Henderson is a fascinating, repulsive character. He’s continually surging forth into a monologue about his internal travails; one African after another who can’t understand a word he’s saying just keeps telling him “Yes, suh.” He finally meets a tribal king who can corral all that internal violence into something productive; their friendship is the center of the whole story, and Bellow delivers it beautifully. It would be very easy to turn this into some schlock about Wise Africans or Man Finding Himself or whatnot, but that would be impossible in a Bellow novel: protagonists go wherever they may but can’t escape their own characters. They never really Find Themselves; quite often they’re Self-Consciously Trying To Find Themselves, and doing a more or less good job of it.

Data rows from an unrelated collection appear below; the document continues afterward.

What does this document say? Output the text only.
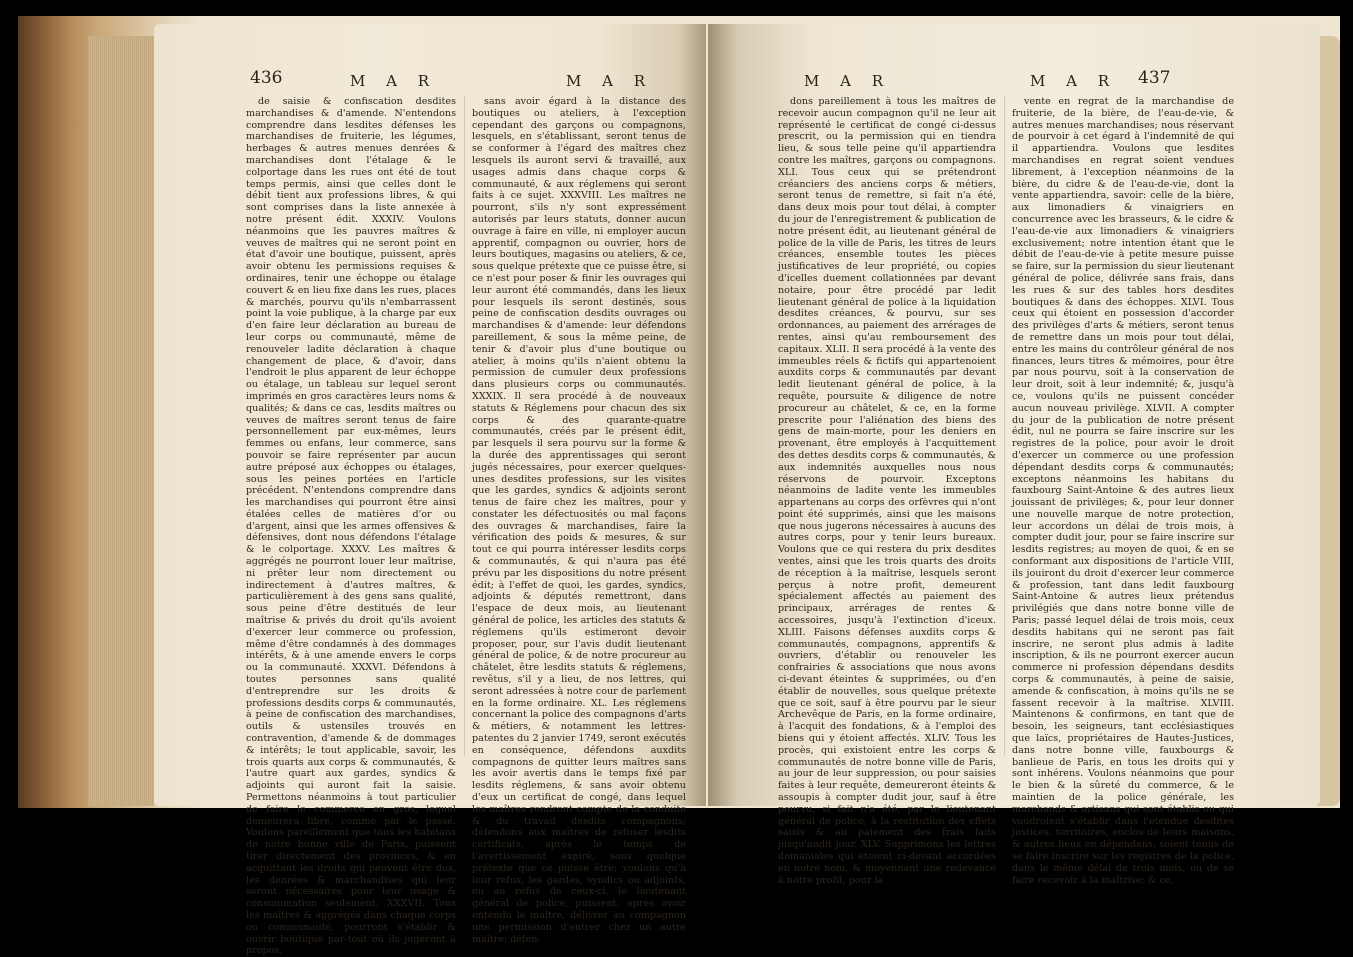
436	M A R	M A R

de saisie & confiscation desdites marchandises & d'amende. N'entendons comprendre dans lesdites défenses les marchandises de fruiterie, les légumes, herbages & autres menues denrées & marchandises dont l'étalage & le colportage dans les rues ont été de tout temps permis, ainsi que celles dont le débit tient aux professions libres, & qui sont comprises dans la liste annexée à notre présent édit. XXXIV. Voulons néanmoins que les pauvres maîtres & veuves de maîtres qui ne seront point en état d'avoir une boutique, puissent, après avoir obtenu les permissions requises & ordinaires, tenir une échoppe ou étalage couvert & en lieu fixe dans les rues, places & marchés, pourvu qu'ils n'embarrassent point la voie publique, à la charge par eux d'en faire leur déclaration au bureau de leur corps ou communauté, même de renouveler ladite déclaration à chaque changement de place, & d'avoir, dans l'endroit le plus apparent de leur échoppe ou étalage, un tableau sur lequel seront imprimés en gros caractères leurs noms & qualités; & dans ce cas, lesdits maîtres ou veuves de maîtres seront tenus de faire personnellement par eux-mêmes, leurs femmes ou enfans, leur commerce, sans pouvoir se faire représenter par aucun autre préposé aux échoppes ou étalages, sous les peines portées en l'article précédent. N'entendons comprendre dans les marchandises qui pourront être ainsi étalées celles de matières d'or ou d'argent, ainsi que les armes offensives & défensives, dont nous défendons l'étalage & le colportage. XXXV. Les maîtres & aggrégés ne pourront louer leur maîtrise, ni prêter leur nom directement ou indirectement à d'autres maîtres, & particulièrement à des gens sans qualité, sous peine d'être destitués de leur maîtrise & privés du droit qu'ils avoient d'exercer leur commerce ou profession, même d'être condamnés à des dommages intérêts, & à une amende envers le corps ou la communauté. XXXVI. Défendons à toutes personnes sans qualité d'entreprendre sur les droits & professions desdits corps & communautés, à peine de confiscation des marchandises, outils & ustensiles trouvés en contravention, d'amende & de dommages & intérêts; le tout applicable, savoir, les trois quarts aux corps & communautés, & l'autre quart aux gardes, syndics & adjoints qui auront fait la saisie. Permettons néanmoins à tout particulier de faire le commerce en gros, lequel demeurera libre, comme par le passé. Voulons pareillement que tous les habitans de notre bonne ville de Paris, puissent tirer directement des provinces, & en acquittant les droits qui peuvent être dus, les denrées & marchandises qui leur seront nécessaires pour leur usage & consommation seulement. XXXVII. Tous les maîtres & aggrégés dans chaque corps ou communauté, pourront s'établir & ouvrir boutique par-tout où ils jugeront à propos,

sans avoir égard à la distance des boutiques ou ateliers, à l'exception cependant des garçons ou compagnons, lesquels, en s'établissant, seront tenus de se conformer à l'égard des maîtres chez lesquels ils auront servi & travaillé, aux usages admis dans chaque corps & communauté, & aux réglemens qui seront faits à ce sujet. XXXVIII. Les maîtres ne pourront, s'ils n'y sont expressément autorisés par leurs statuts, donner aucun ouvrage à faire en ville, ni employer aucun apprentif, compagnon ou ouvrier, hors de leurs boutiques, magasins ou ateliers, & ce, sous quelque prétexte que ce puisse être, si ce n'est pour poser & finir les ouvrages qui leur auront été commandés, dans les lieux pour lesquels ils seront destinés, sous peine de confiscation desdits ouvrages ou marchandises & d'amende: leur défendons pareillement, & sous la même peine, de tenir & d'avoir plus d'une boutique ou atelier, à moins qu'ils n'aient obtenu la permission de cumuler deux professions dans plusieurs corps ou communautés. XXXIX. Il sera procédé à de nouveaux statuts & Réglemens pour chacun des six corps & des quarante-quatre communautés, créés par le présent édit, par lesquels il sera pourvu sur la forme & la durée des apprentissages qui seront jugés nécessaires, pour exercer quelques-unes desdites professions, sur les visites que les gardes, syndics & adjoints seront tenus de faire chez les maîtres, pour y constater les défectuosités ou mal façons des ouvrages & marchandises, faire la vérification des poids & mesures, & sur tout ce qui pourra intéresser lesdits corps & communautés, & qui n'aura pas été prévu par les dispositions du notre présent édit; à l'effet de quoi, les gardes, syndics, adjoints & députés remettront, dans l'espace de deux mois, au lieutenant général de police, les articles des statuts & réglemens qu'ils estimeront devoir proposer, pour, sur l'avis dudit lieutenant général de police, & de notre procureur au châtelet, être lesdits statuts & réglemens, revêtus, s'il y a lieu, de nos lettres, qui seront adressées à notre cour de parlement en la forme ordinaire. XL. Les réglemens concernant la police des compagnons d'arts & métiers, & notamment les lettres-patentes du 2 janvier 1749, seront exécutés en conséquence, défendons auxdits compagnons de quitter leurs maîtres sans les avoir avertis dans le temps fixé par lesdits réglemens, & sans avoir obtenu d'eux un certificat de congé, dans lequel les maîtres rendront compte de la conduite & du travail desdits compagnons; défendons aux maîtres de refuser lesdits certificats, après le temps de l'avertissement expiré, sous quelque prétexte que ce puisse être; voulons qu'à leur refus, les gardes, syndics ou adjoints, ou au refus de ceux-ci, le lieutenant général de police, puissent, après avoir entendu le maître, délivrer au compagnon une permission d'entrer chez un autre maître: défen-

M A R	M A R 437

dons pareillement à tous les maîtres de recevoir aucun compagnon qu'il ne leur ait représenté le certificat de congé ci-dessus prescrit, ou la permission qui en tiendra lieu, & sous telle peine qu'il appartiendra contre les maîtres, garçons ou compagnons. XLI. Tous ceux qui se prétendront créanciers des anciens corps & métiers, seront tenus de remettre, si fait n'a été, dans deux mois pour tout délai, à compter du jour de l'enregistrement & publication de notre présent édit, au lieutenant général de police de la ville de Paris, les titres de leurs créances, ensemble toutes les pièces justificatives de leur propriété, ou copies d'icelles duement collationnées par devant notaire, pour être procédé par ledit lieutenant général de police à la liquidation desdites créances, & pourvu, sur ses ordonnances, au paiement des arrérages de rentes, ainsi qu'au remboursement des capitaux. XLII. Il sera procédé à la vente des immeubles réels & fictifs qui appartenoient auxdits corps & communautés par devant ledit lieutenant général de police, à la requête, poursuite & diligence de notre procureur au châtelet, & ce, en la forme prescrite pour l'aliénation des biens des gens de main-morte, pour les deniers en provenant, être employés à l'acquittement des dettes desdits corps & communautés, & aux indemnités auxquelles nous nous réservons de pourvoir. Exceptons néanmoins de ladite vente les immeubles appartenans au corps des orfèvres qui n'ont point été supprimés, ainsi que les maisons que nous jugerons nécessaires à aucuns des autres corps, pour y tenir leurs bureaux. Voulons que ce qui restera du prix desdites ventes, ainsi que les trois quarts des droits de réception à la maîtrise, lesquels seront perçus à notre profit, demeurent spécialement affectés au paiement des principaux, arrérages de rentes & accessoires, jusqu'à l'extinction d'iceux. XLIII. Faisons défenses auxdits corps & communautés, compagnons, apprentifs & ouvriers, d'établir ou renouveler les confrairies & associations que nous avons ci-devant éteintes & supprimées, ou d'en établir de nouvelles, sous quelque prétexte que ce soit, sauf à être pourvu par le sieur Archevêque de Paris, en la forme ordinaire, à l'acquit des fondations, & à l'emploi des biens qui y étoient affectés. XLIV. Tous les procès, qui existoient entre les corps & communautés de notre bonne ville de Paris, au jour de leur suppression, ou pour saisies faites à leur requête, demeureront éteints & assoupis à compter dudit jour, sauf à être pourvu, si fait n'a été, par le lieutenant général de police, à la restitution des effets saisis & au paiement des frais faits jusqu'audit jour. XLV. Supprimons les lettres domaniales qui étoient ci-devant accordées en notre nom, & moyennant une redevance à notre profit, pour la

vente en regrat de la marchandise de fruiterie, de la bière, de l'eau-de-vie, & autres menues marchandises; nous réservant de pourvoir à cet égard à l'indemnité de qui il appartiendra. Voulons que lesdites marchandises en regrat soient vendues librement, à l'exception néanmoins de la bière, du cidre & de l'eau-de-vie, dont la vente appartiendra, savoir: celle de la bière, aux limonadiers & vinaigriers en concurrence avec les brasseurs, & le cidre & l'eau-de-vie aux limonadiers & vinaigriers exclusivement; notre intention étant que le débit de l'eau-de-vie à petite mesure puisse se faire, sur la permission du sieur lieutenant général de police, délivrée sans frais, dans les rues & sur des tables hors desdites boutiques & dans des échoppes. XLVI. Tous ceux qui étoient en possession d'accorder des privilèges d'arts & métiers, seront tenus de remettre dans un mois pour tout délai, entre les mains du contrôleur général de nos finances, leurs titres & mémoires, pour être par nous pourvu, soit à la conservation de leur droit, soit à leur indemnité; &, jusqu'à ce, voulons qu'ils ne puissent concéder aucun nouveau privilège. XLVII. A compter du jour de la publication de notre présent édit, nul ne pourra se faire inscrire sur les registres de la police, pour avoir le droit d'exercer un commerce ou une profession dépendant desdits corps & communautés; exceptons néanmoins les habitans du fauxbourg Saint-Antoine & des autres lieux jouissant de privilèges; &, pour leur donner une nouvelle marque de notre protection, leur accordons un délai de trois mois, à compter dudit jour, pour se faire inscrire sur lesdits registres; au moyen de quoi, & en se conformant aux dispositions de l'article VIII, ils jouiront du droit d'exercer leur commerce & profession, tant dans ledit fauxbourg Saint-Antoine & autres lieux prétendus privilégiés que dans notre bonne ville de Paris; passé lequel délai de trois mois, ceux desdits habitans qui ne seront pas fait inscrire, ne seront plus admis à ladite inscription, & ils ne pourront exercer aucun commerce ni profession dépendans desdits corps & communautés, à peine de saisie, amende & confiscation, à moins qu'ils ne se fassent recevoir à la maîtrise. XLVIII. Maintenons & confirmons, en tant que de besoin, les seigneurs, tant ecclésiastiques que laïcs, propriétaires de Hautes-Justices, dans notre bonne ville, fauxbourgs & banlieue de Paris, en tous les droits qui y sont inhérens. Voulons néanmoins que pour le bien & la sûreté du commerce, & le maintien de la police générale, les marchands & artisans qui sont établis ou qui voudroient s'établir dans l'étendue desdites justices, territoires, enclos de leurs maisons, & autres lieux en dépendans, soient tenus de se faire inscrire sur les registres de la police, dans le même délai de trois mois, ou de se faire recevoir à la maîtrise; & ce,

Older Bellow dispenses with most of the outer garb of Early Bellow: why bother sending your guy off into Africa or the deserts of the Western United States if all the action is inside his own head? Herzog and Mr. Sammler's Planet don’t (if memory serves) leave the immediate vicinity of the protagonists’ homes. They’re books about nebbishes, and at times they’re almost a parody of Allan Bloom (one of Bellow’s closest friends): Moses Herzog and Artur Sammler have lived lives of horror, and their posture toward the world is reflective cowering.
Oddly enough, I think Older Bellow is more readable; all the world traveling was kind of needless, as Bellow came to realize. You will take Herzog and Sammler from me when you pry them from my cold, dead hands.
I’ve put in a request at the library for Ravelstein (see The Bellow-Parcells letters from The Morning News), which is one of Bellow’s last novels if not his last. As everyone knows by now, it is a roman à clef about Allan Bloom, and apparently reveals that the old conservative curmudgeon was a gay man who died of AIDS. More to the point for our immediate purposes, I imagine that it’s more of the intellectual exploration which Older Bellow does so well. I hope that I can recover some of my love for the man’s works by seeing what he became, rather than where he started.